Marco Rubio, secretario de Estado de EE. UU., ha anunciado una serie de sanciones ampliadas contra el gobierno cubano, acusándolo de emplear organizaciones fachada para influir y radicalizar a ciudadanos estadounidenses durante décadas. Las medidas apuntan a la cúpula del ICAP y a varias entidades clave, con la advertencia de que quienes apoyen a los sancionados también podrían enfrentar restricciones.
El secretario de Estado de los Estados Unidos, Marco Rubio, adoptó una postura más estricta frente al gobierno de Cuba al presentar nuevas medidas y acusar a La Habana de utilizar organizaciones durante décadas para influir y radicalizar a ciudadanos norteamericanos. “El régimen cubano ha estado empleando organizaciones pantalla por décadas para infiltrarse entre los estadounidenses, corromperlos y radicalizarlos”, declaró Rubio.
El funcionario indicó que las sanciones abarcan a la directiva del Instituto Cubano de Amistad con los Pueblos (ICAP), incluyendo a Fernando González Llort, a quien describió como un “espía cubano declarado culpable”, así como a nueve entidades que, según Washington, contribuyen al financiamiento y mantenimiento de la estructura estatal cubana.
Según el comunicado, Marco Rubio afirmó que las sanciones se dirigen contra el ICAP por auspiciar “una extensa red subversiva en Estados Unidos destinada a identificar, captar y radicalizar a elementos subversivos, que opera en gran parte bajo el pretexto de intercambios educativos o culturales”.

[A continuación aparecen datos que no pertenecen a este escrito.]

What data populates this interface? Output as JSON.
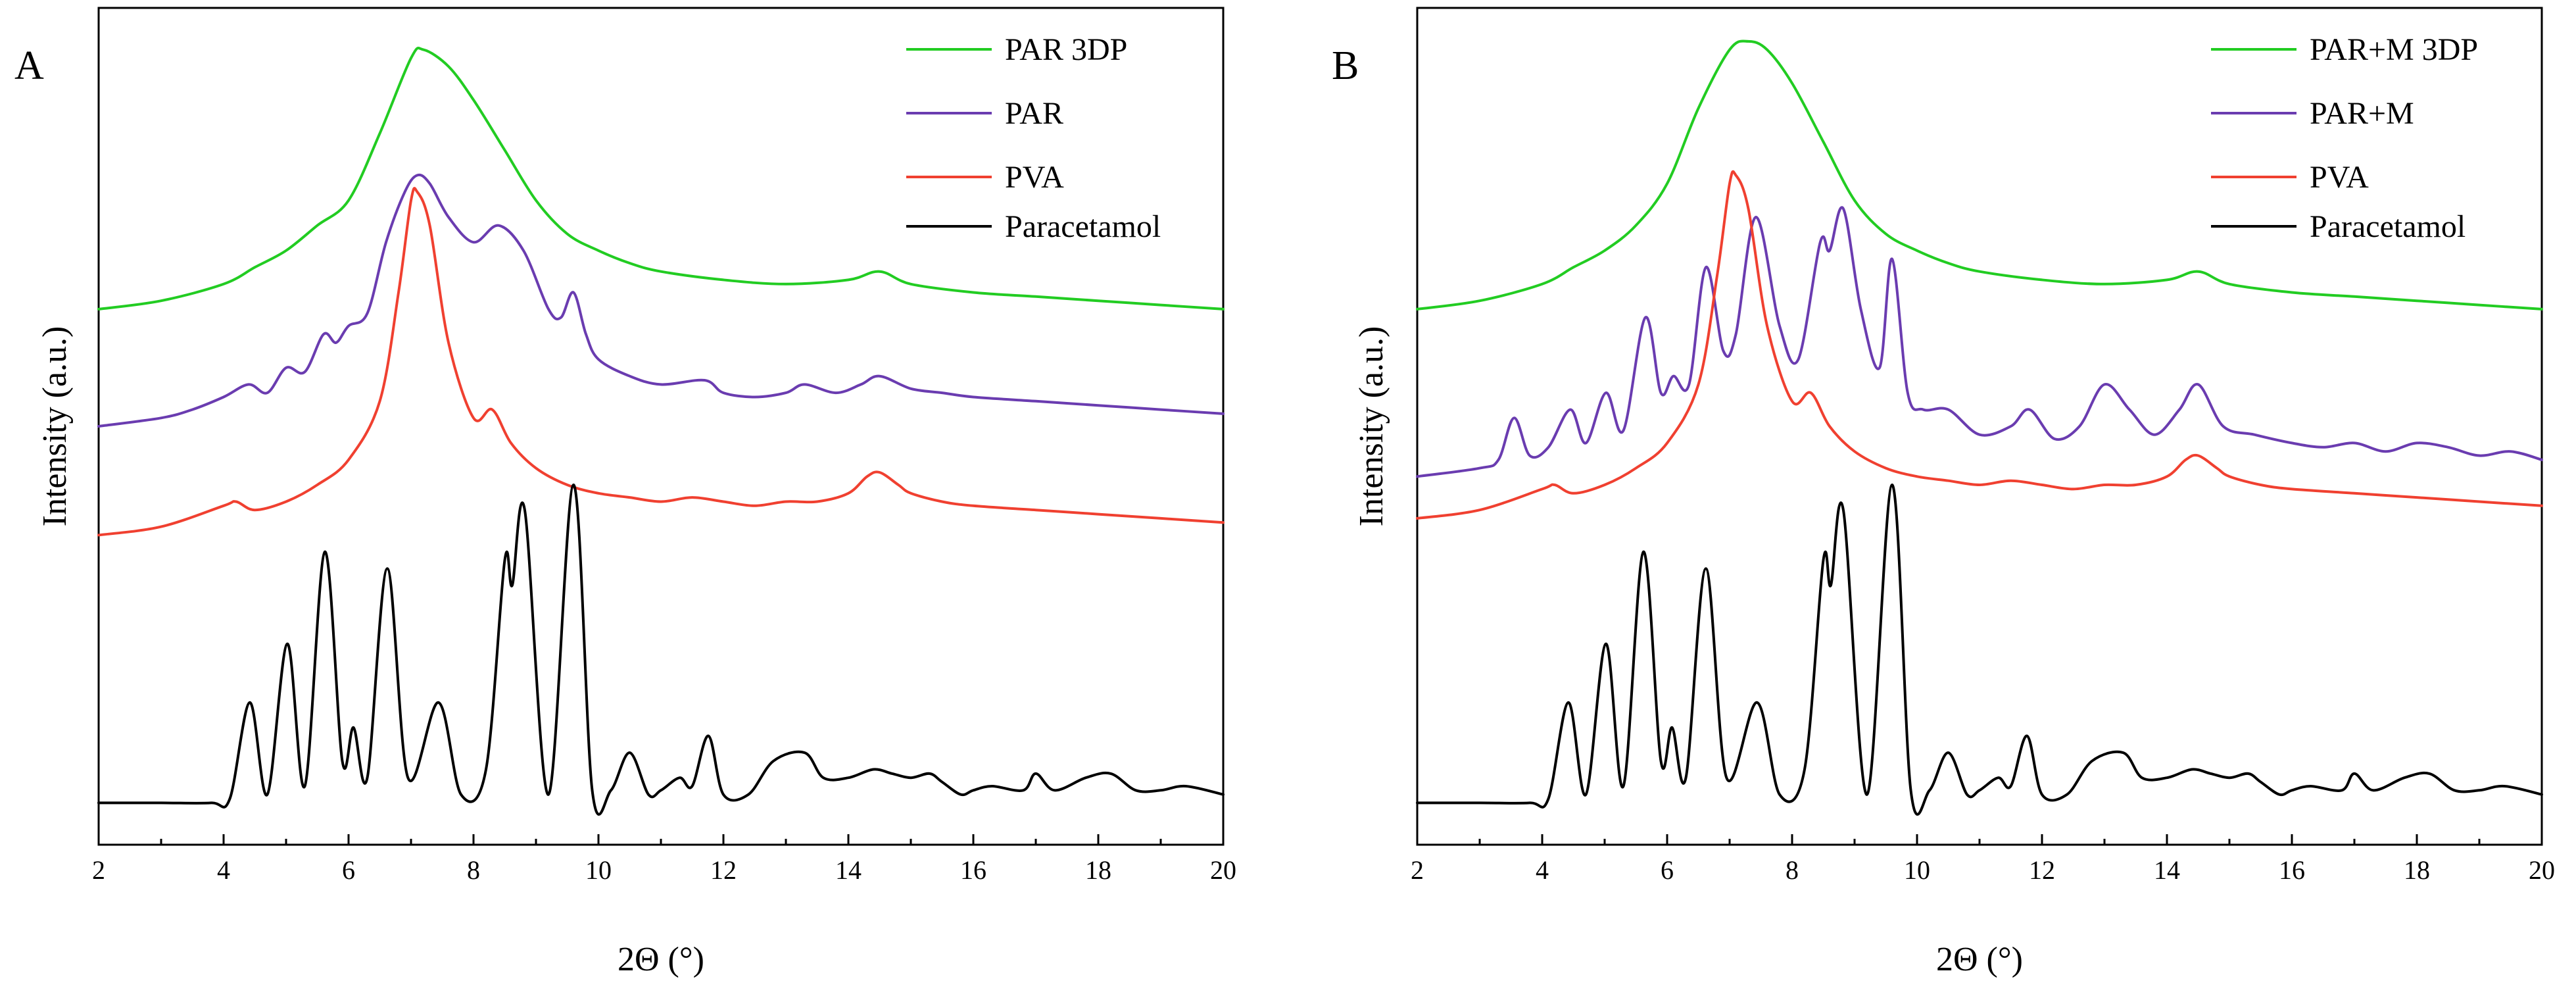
{
  "chart_data": [
    {
      "panel": "A",
      "type": "line",
      "xlabel": "2Θ (°)",
      "ylabel": "Intensity (a.u.)",
      "xlim": [
        2,
        20
      ],
      "ylim": [
        0,
        100
      ],
      "xticks": [
        2,
        4,
        6,
        8,
        10,
        12,
        14,
        16,
        18,
        20
      ],
      "y_ticks_shown": false,
      "legend_position": "top-right",
      "series": [
        {
          "name": "PAR 3DP",
          "color": "#22cc22",
          "x": [
            2,
            3,
            4,
            4.5,
            5,
            5.5,
            6,
            6.5,
            7,
            7.2,
            7.6,
            8,
            8.5,
            9,
            9.5,
            10,
            10.5,
            11,
            12,
            13,
            14,
            14.5,
            15,
            16,
            17,
            18,
            19,
            20
          ],
          "y": [
            64,
            65,
            67,
            69,
            71,
            74,
            77,
            85,
            94,
            95,
            93,
            89,
            83,
            77,
            73,
            71,
            69.5,
            68.5,
            67.5,
            67,
            67.5,
            68.5,
            67,
            66,
            65.5,
            65,
            64.5,
            64
          ]
        },
        {
          "name": "PAR",
          "color": "#6a3cb0",
          "x": [
            2,
            3,
            3.5,
            4,
            4.4,
            4.7,
            5,
            5.3,
            5.6,
            5.8,
            6,
            6.3,
            6.6,
            6.9,
            7.1,
            7.3,
            7.6,
            8,
            8.4,
            8.8,
            9.2,
            9.4,
            9.6,
            9.8,
            10,
            10.5,
            11,
            11.7,
            12,
            12.5,
            13,
            13.3,
            13.8,
            14.2,
            14.5,
            15,
            15.5,
            16,
            17,
            18,
            19,
            20
          ],
          "y": [
            50,
            51,
            52,
            53.5,
            55,
            54,
            57,
            56.5,
            61,
            60,
            62,
            63.5,
            72,
            78,
            80,
            79,
            75,
            72,
            74,
            71,
            64,
            63,
            66,
            61,
            58,
            56,
            55,
            55.5,
            54,
            53.5,
            54,
            55,
            54,
            55,
            56,
            54.5,
            54,
            53.5,
            53,
            52.5,
            52,
            51.5
          ]
        },
        {
          "name": "PVA",
          "color": "#f04030",
          "x": [
            2,
            3,
            4,
            4.2,
            4.5,
            5,
            5.5,
            6,
            6.5,
            6.8,
            7,
            7.1,
            7.3,
            7.6,
            8,
            8.3,
            8.6,
            9,
            9.5,
            10,
            10.5,
            11,
            11.5,
            12,
            12.5,
            13,
            13.5,
            14,
            14.3,
            14.5,
            14.8,
            15,
            15.5,
            16,
            17,
            18,
            19,
            20
          ],
          "y": [
            37,
            38,
            40.5,
            41,
            40,
            41,
            43,
            46,
            53,
            66,
            77,
            78,
            74,
            60,
            51,
            52,
            48,
            45,
            43,
            42,
            41.5,
            41,
            41.5,
            41,
            40.5,
            41,
            41,
            42,
            44,
            44.5,
            43,
            42,
            41,
            40.5,
            40,
            39.5,
            39,
            38.5
          ]
        },
        {
          "name": "Paracetamol",
          "color": "#000000",
          "x": [
            2,
            3,
            3.8,
            4.1,
            4.42,
            4.7,
            5.02,
            5.3,
            5.62,
            5.9,
            6.08,
            6.3,
            6.62,
            6.95,
            7.44,
            7.8,
            8.2,
            8.5,
            8.62,
            8.82,
            9.2,
            9.6,
            9.9,
            10.2,
            10.5,
            10.8,
            11,
            11.3,
            11.5,
            11.76,
            12,
            12.4,
            12.8,
            13.3,
            13.6,
            14,
            14.4,
            14.7,
            15,
            15.3,
            15.5,
            15.8,
            16,
            16.3,
            16.8,
            17,
            17.3,
            17.8,
            18.2,
            18.6,
            19,
            19.4,
            20
          ],
          "y": [
            5,
            5,
            5,
            5.5,
            17,
            6,
            24,
            7,
            35,
            10,
            14,
            8,
            33,
            8,
            17,
            6,
            9,
            34,
            31,
            40,
            6,
            43,
            6.5,
            6.5,
            11,
            6,
            6.5,
            8,
            7,
            13,
            6,
            6,
            10,
            11,
            8,
            8,
            9,
            8.5,
            8,
            8.5,
            7.5,
            6,
            6.5,
            7,
            6.5,
            8.5,
            6.5,
            8,
            8.5,
            6.5,
            6.5,
            7,
            6
          ]
        }
      ]
    },
    {
      "panel": "B",
      "type": "line",
      "xlabel": "2Θ (°)",
      "ylabel": "Intensity (a.u.)",
      "xlim": [
        2,
        20
      ],
      "ylim": [
        0,
        100
      ],
      "xticks": [
        2,
        4,
        6,
        8,
        10,
        12,
        14,
        16,
        18,
        20
      ],
      "y_ticks_shown": false,
      "legend_position": "top-right",
      "series": [
        {
          "name": "PAR+M 3DP",
          "color": "#22cc22",
          "x": [
            2,
            3,
            4,
            4.5,
            5,
            5.5,
            6,
            6.5,
            7,
            7.3,
            7.6,
            8,
            8.5,
            9,
            9.5,
            10,
            10.5,
            11,
            12,
            13,
            14,
            14.5,
            15,
            16,
            17,
            18,
            19,
            20
          ],
          "y": [
            64,
            65,
            67,
            69,
            71,
            74,
            79,
            88,
            95,
            96,
            95,
            91,
            84,
            77,
            73,
            71,
            69.5,
            68.5,
            67.5,
            67,
            67.5,
            68.5,
            67,
            66,
            65.5,
            65,
            64.5,
            64
          ]
        },
        {
          "name": "PAR+M",
          "color": "#6a3cb0",
          "x": [
            2,
            3,
            3.3,
            3.55,
            3.8,
            4.1,
            4.45,
            4.7,
            5.02,
            5.3,
            5.65,
            5.9,
            6.1,
            6.35,
            6.62,
            6.9,
            7.1,
            7.42,
            7.8,
            8.1,
            8.45,
            8.6,
            8.82,
            9.1,
            9.4,
            9.6,
            9.85,
            10.1,
            10.5,
            11,
            11.5,
            11.8,
            12.2,
            12.6,
            13,
            13.4,
            13.8,
            14.2,
            14.5,
            14.9,
            15.4,
            16,
            16.5,
            17,
            17.5,
            18,
            18.5,
            19,
            19.5,
            20
          ],
          "y": [
            44,
            45,
            46,
            51,
            46.5,
            47.5,
            52,
            48,
            54,
            49.5,
            63,
            54,
            56,
            55,
            69,
            59,
            61,
            75,
            62,
            58,
            72,
            71,
            76,
            64,
            57,
            70,
            54,
            52,
            52,
            49,
            50,
            52,
            48.5,
            50,
            55,
            52,
            49,
            52,
            55,
            50,
            49,
            48,
            47.5,
            48,
            47,
            48,
            47.5,
            46.5,
            47,
            46
          ]
        },
        {
          "name": "PVA",
          "color": "#f04030",
          "x": [
            2,
            3,
            4,
            4.2,
            4.5,
            5,
            5.5,
            6,
            6.5,
            6.8,
            7,
            7.1,
            7.3,
            7.6,
            8,
            8.3,
            8.6,
            9,
            9.5,
            10,
            10.5,
            11,
            11.5,
            12,
            12.5,
            13,
            13.5,
            14,
            14.3,
            14.5,
            14.8,
            15,
            15.5,
            16,
            17,
            18,
            19,
            20
          ],
          "y": [
            39,
            40,
            42.5,
            43,
            42,
            43,
            45,
            48,
            55,
            68,
            79,
            80,
            76,
            62,
            53,
            54,
            50,
            47,
            45,
            44,
            43.5,
            43,
            43.5,
            43,
            42.5,
            43,
            43,
            44,
            46,
            46.5,
            45,
            44,
            43,
            42.5,
            42,
            41.5,
            41,
            40.5
          ]
        },
        {
          "name": "Paracetamol",
          "color": "#000000",
          "x": [
            2,
            3,
            3.8,
            4.1,
            4.42,
            4.7,
            5.02,
            5.3,
            5.62,
            5.9,
            6.08,
            6.3,
            6.62,
            6.95,
            7.44,
            7.8,
            8.2,
            8.5,
            8.62,
            8.82,
            9.2,
            9.6,
            9.9,
            10.2,
            10.5,
            10.8,
            11,
            11.3,
            11.5,
            11.76,
            12,
            12.4,
            12.8,
            13.3,
            13.6,
            14,
            14.4,
            14.7,
            15,
            15.3,
            15.5,
            15.8,
            16,
            16.3,
            16.8,
            17,
            17.3,
            17.8,
            18.2,
            18.6,
            19,
            19.4,
            20
          ],
          "y": [
            5,
            5,
            5,
            5.5,
            17,
            6,
            24,
            7,
            35,
            10,
            14,
            8,
            33,
            8,
            17,
            6,
            9,
            34,
            31,
            40,
            6,
            43,
            6.5,
            6.5,
            11,
            6,
            6.5,
            8,
            7,
            13,
            6,
            6,
            10,
            11,
            8,
            8,
            9,
            8.5,
            8,
            8.5,
            7.5,
            6,
            6.5,
            7,
            6.5,
            8.5,
            6.5,
            8,
            8.5,
            6.5,
            6.5,
            7,
            6
          ]
        }
      ]
    }
  ]
}
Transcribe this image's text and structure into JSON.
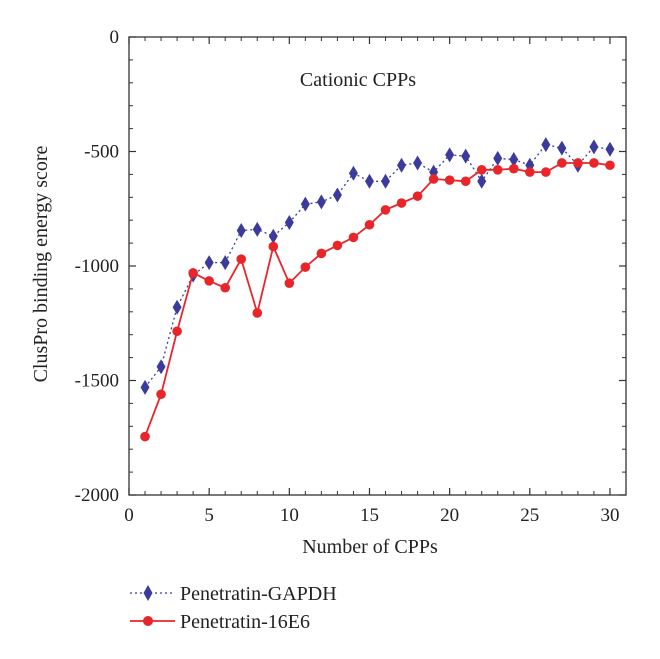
{
  "chart_data": {
    "type": "line",
    "title": "Cationic CPPs",
    "xlabel": "Number of CPPs",
    "ylabel": "ClusPro binding energy score",
    "xlim": [
      0,
      31
    ],
    "ylim": [
      -2000,
      0
    ],
    "xticks": [
      "0",
      "5",
      "10",
      "15",
      "20",
      "25",
      "30"
    ],
    "yticks": [
      "0",
      "-500",
      "-1000",
      "-1500",
      "-2000"
    ],
    "grid": false,
    "legend_position": "bottom",
    "x": [
      1,
      2,
      3,
      4,
      5,
      6,
      7,
      8,
      9,
      10,
      11,
      12,
      13,
      14,
      15,
      16,
      17,
      18,
      19,
      20,
      21,
      22,
      23,
      24,
      25,
      26,
      27,
      28,
      29,
      30
    ],
    "series": [
      {
        "name": "Penetratin-GAPDH",
        "color": "#3b3b9c",
        "marker": "diamond",
        "line_style": "dotted",
        "values": [
          -1530,
          -1440,
          -1180,
          -1040,
          -985,
          -985,
          -845,
          -840,
          -870,
          -810,
          -730,
          -720,
          -690,
          -595,
          -630,
          -630,
          -560,
          -550,
          -590,
          -515,
          -520,
          -630,
          -530,
          -535,
          -560,
          -470,
          -485,
          -560,
          -480,
          -490
        ]
      },
      {
        "name": "Penetratin-16E6",
        "color": "#e8262a",
        "marker": "circle",
        "line_style": "solid",
        "values": [
          -1745,
          -1560,
          -1285,
          -1030,
          -1065,
          -1095,
          -970,
          -1205,
          -915,
          -1075,
          -1005,
          -945,
          -910,
          -875,
          -820,
          -755,
          -725,
          -695,
          -620,
          -625,
          -630,
          -580,
          -580,
          -575,
          -590,
          -590,
          -550,
          -550,
          -550,
          -560
        ]
      }
    ]
  }
}
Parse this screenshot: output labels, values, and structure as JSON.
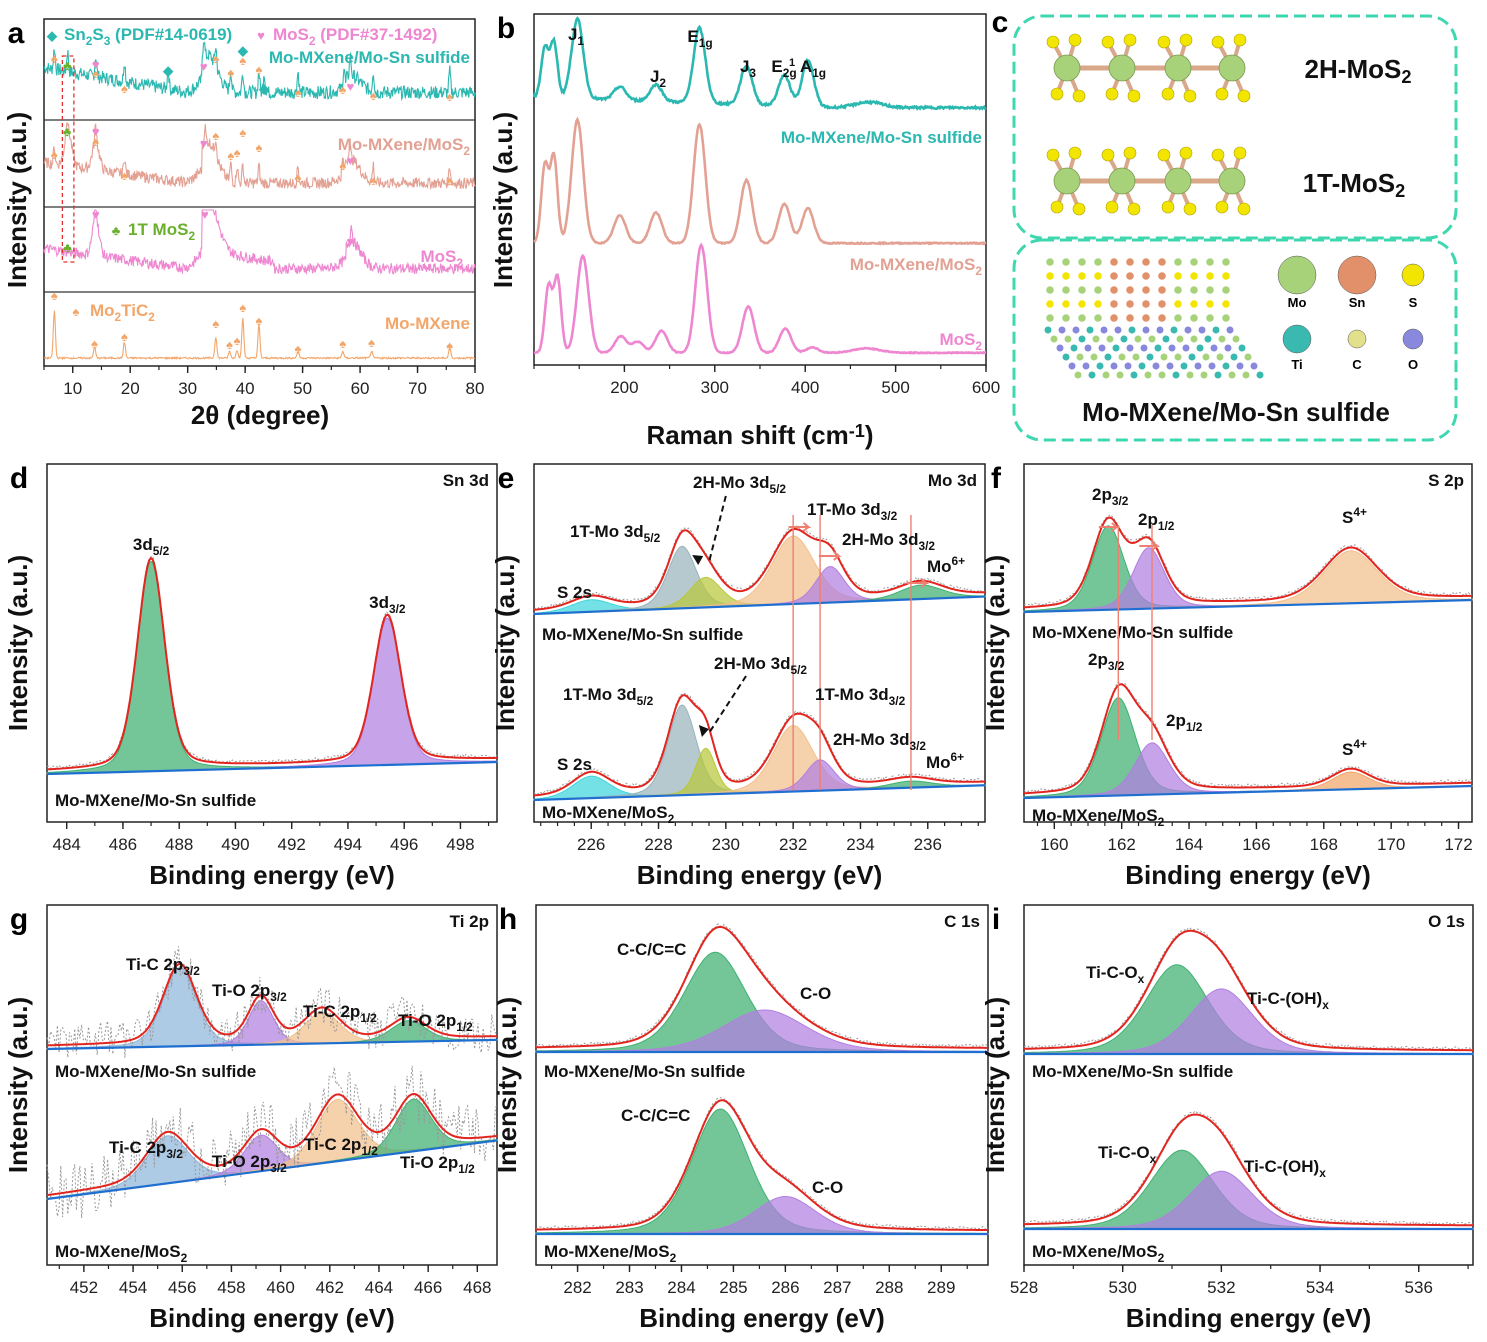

Rubio también alertó que individuos, bancos extranjeros y empresas que brinden apoyo, patrocinen o presten servicios a los sancionados podrían verse expuestos a medidas similares. “Cualquiera que respalde, patrocine o proporcione servicios a estos actores sancionados corre el riesgo de ser sancionado también”, sostuvo, mientras instaba a las entidades financieras que gestionen fondos de los afectados a cesar dicho respaldo.